Potential der Offenen Arbeit für die gemeinsame Bildung, Erziehung und Betreuung von Anfang an
Inklusiv und offen
28. Juli 2021
Tristan Steinberger
Agenturleitung
0221/7757 - 465

Unter dieser Überschrift stand die Fachtagung, die am 18. Juni 2021 von der katho, dem Institut für Forschung und Transfer (foki) sowie Caritas Campus am Fachbereich Sozialwesen, Standort Köln mit Unterstützung der Transferagentur s_inn veranstaltet wurde. Rund 130 Fachkräfte aus Einrichtungen der Kindertagesbetreuung, Fachberatung und Jugendämtern nahmen an der online Veranstaltung teil, die ursprünglich im Juni 2020 als Präsenzveranstaltung durchgeführt werden sollte, pandemiebedingt aber verschoben werden musste.

Heike Wiemert, Professorin an der katho und Gründungsmitglied des Instituts für Forschung und Transfer in Kindheit und Familie (foki) sowie Markus-Linden-Lützenkirchen vom Caritas Campus sind die Verantwortlichen für Konzept und Organisation der Fachtagung, in deren Zentrum die Frage stand, was Kinder mit und ohne Behinderung brauchen, damit sie in ihrer Vielfalt und Verschiedenheit entsprechend ihren Bedürfnisse individuell betreut und gefördert werden können. Der Fokus der Fachtagung lag auf dem Konzept der Offenen Arbeit. Nachgegangen wurde der Frage, in welcher Weise es geeignet ist, inklusive Prozesse in der Kita zu unterstützen und zu befördern. Thematisiert wurden zudem Auswirkungen der Corona-Pandemie in Einrichtungen, die das offene Konzept leben und welche nachhaltigen Entwicklungen sich abzeichnen.

Im Rahmen von zwei Fachvorträgen sowie sechs praxisnahen Foren wurde ein facettenreicher Einblick in die Offene Arbeit geboten und Austausch mit fachlich ausgewiesenen Referent_innen aus Wissenschaft und Praxis ermöglicht.

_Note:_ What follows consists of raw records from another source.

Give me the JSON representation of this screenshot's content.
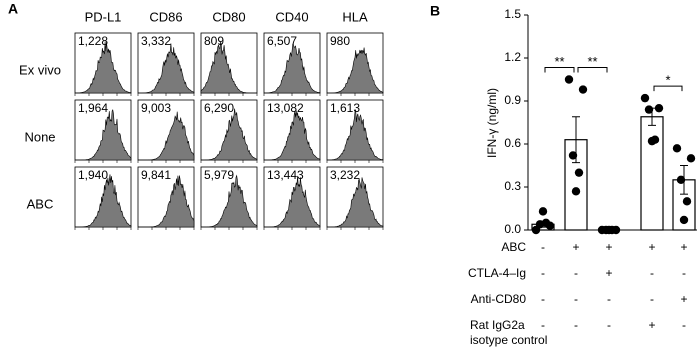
{
  "panel_a": {
    "label": "A",
    "columns": [
      "PD-L1",
      "CD86",
      "CD80",
      "CD40",
      "HLA"
    ],
    "rows": [
      {
        "name": "Ex vivo",
        "values": [
          "1,228",
          "3,332",
          "809",
          "6,507",
          "980"
        ]
      },
      {
        "name": "None",
        "values": [
          "1,964",
          "9,003",
          "6,290",
          "13,082",
          "1,613"
        ]
      },
      {
        "name": "ABC",
        "values": [
          "1,940",
          "9,841",
          "5,979",
          "13,443",
          "3,232"
        ]
      }
    ]
  },
  "chart_data": {
    "type": "bar",
    "panel_label": "B",
    "ylabel": "IFN-γ (ng/ml)",
    "ylim": [
      0,
      1.5
    ],
    "yticks": [
      {
        "value": 0,
        "label": "0.0"
      },
      0.3,
      0.6,
      0.9,
      1.2,
      1.5
    ],
    "values": [
      0.04,
      0.63,
      0.0,
      0.79,
      0.35
    ],
    "errors": [
      0.02,
      0.16,
      0.0,
      0.06,
      0.1
    ],
    "points": [
      [
        0.0,
        0.03,
        0.04,
        0.05,
        0.13
      ],
      [
        1.05,
        0.98,
        0.52,
        0.4,
        0.27
      ],
      [
        0.0,
        0.0,
        0.0,
        0.0,
        0.0
      ],
      [
        0.92,
        0.85,
        0.84,
        0.63,
        0.62
      ],
      [
        0.57,
        0.5,
        0.35,
        0.2,
        0.07
      ]
    ],
    "annotations": [
      {
        "from": 0,
        "to": 1,
        "label": "**"
      },
      {
        "from": 1,
        "to": 2,
        "label": "**"
      },
      {
        "from": 3,
        "to": 4,
        "label": "*"
      }
    ],
    "conditions": [
      {
        "label": [
          "ABC"
        ],
        "signs": [
          "-",
          "+",
          "+",
          "+",
          "+"
        ]
      },
      {
        "label": [
          "CTLA-4–Ig"
        ],
        "signs": [
          "-",
          "-",
          "+",
          "-",
          "-"
        ]
      },
      {
        "label": [
          "Anti-CD80"
        ],
        "signs": [
          "-",
          "-",
          "-",
          "-",
          "+"
        ]
      },
      {
        "label": [
          "Rat IgG2a",
          "isotype control"
        ],
        "signs": [
          "-",
          "-",
          "-",
          "+",
          "-"
        ]
      }
    ]
  }
}
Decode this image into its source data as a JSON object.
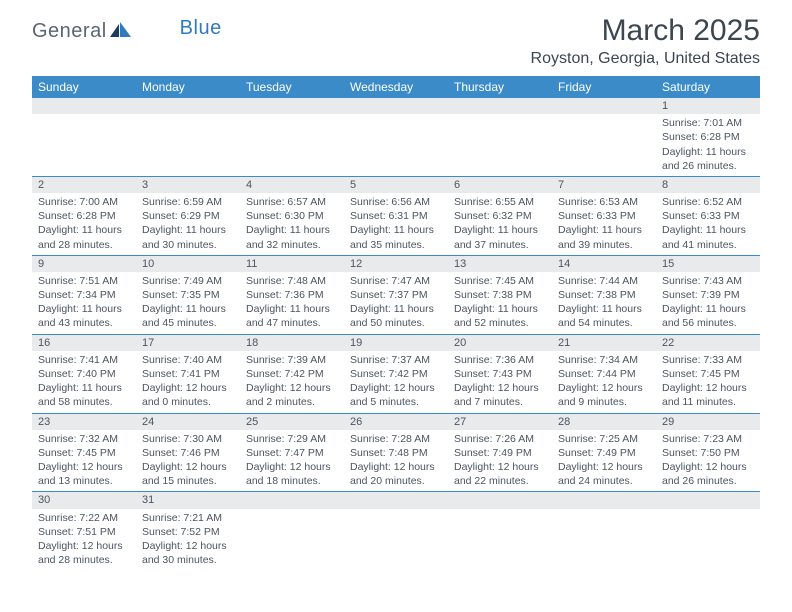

Den ersten Fachvortrag hielt Professorin Wiemert mit dem Titel "Inklusive Bildung und Teilhabe – Status Quo im Elementarbereich vor und in der Pandemie". Sie stellte die nach wie vor ungleichen Zugangschancen von Kindern mit und ohne Behinderung in die Kita heraus und zeigte an statistischem Datenmaterial, dass separierende Betreuungsangebote für Kinder mit (drohender) Behinderung immer noch im Bereich der Tagesbetreuung existieren. Bezogen auf die Situation von Kindern mit (drohender) Behinderung und ihren Familien in der Corona-Pandemie konnte sie anhand von Studiendaten zeigen, dass sich sowohl die Kinder als auch die Eltern stark belastet fühlen. Insbesondere der plötzliche Wegfall der Betreuungs-, Pflege- und Therapiemaßnahmen sind hier ausschlaggebend. Zudem werden die Eltern ständig von der Angst der eigenen Corona-Infektion oder die ihrer Kinder begleitet. Erkranken sie selber, fallen sie als Garant für Pflege und Betreuung aus. Erkranken die Kinder, steht zu befürchten, dass sie schwere Verläufe haben. Obwohl die Kitas in NRW seit dem 7. Juni wieder in den Regelbetrieb zurückgekehrt sind, gilt das für einen Großteil der Kinder mit (drohender) Behinderung aus diesen Gründen nicht.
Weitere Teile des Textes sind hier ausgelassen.